Check out how many different patterns are going on here–some hand-done (cross-hatching, the plaid on the clothes) and others screen-tone–but the drawings all read very clearly visually:

The stippling in this panel is 100% bonkers:

I was largely unfamiliar with Moto Hagio’s SF work, but there were some truly stunning originals in that genre at the show. Check out the insane hatching here in this giant/close-up eyeball:

I can’t even begin to think about how you’d set up an image like this with multiple mirror surfaces:

Welcome to Crazytown!

The pattern on the coat here is not screen-tone; it’s hand-drawn.

Check the hatching and stippling combo here in this outer space panel.

Amazing usage of screen-tone without outlines/contour lines for some of the jigsaw puzzle pieces here.

I have no idea what’s going on with the wavy-patterned screen-tone here–tone with a pre-printed pattern? White areas pulled out with a razor?

She’d give Bill Woggon a run in the clothes-drawing deparment!
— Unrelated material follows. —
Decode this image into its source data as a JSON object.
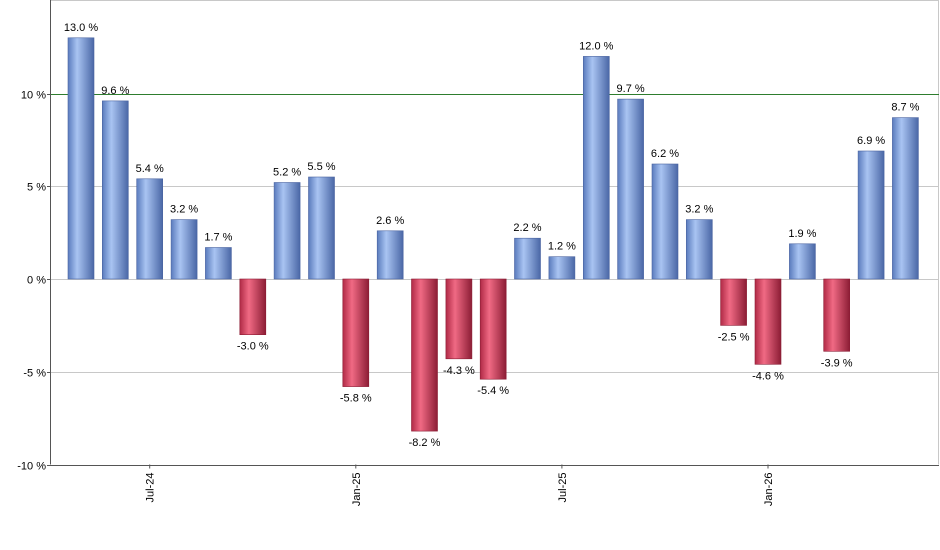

The razor-work on the screen-tone on this original is gobsmacking:

On the way out of the exhibit I bought a copy of Moto Hagio’s L’il Leo in French, not aware that there was an English translation of it. It’s ostensibly a lighthearted kid-friendly collection of stores about the titular Leo, a talking cat. It’s a great read, but there’s a surprising amount of pathos in some of the stories–particularly the lead story where Leo winds up going to school and being ostracised by the other students for doing cat stuff at school, not knowing how to behave in a classroom, etc.

We left Angoulême early Sunday morning by train so we could spend a bit of time in Paris before heading back to Columbus. While there, we caught the Joan Sfar exhibit. It was similarly amazing–but that’s a post for another time!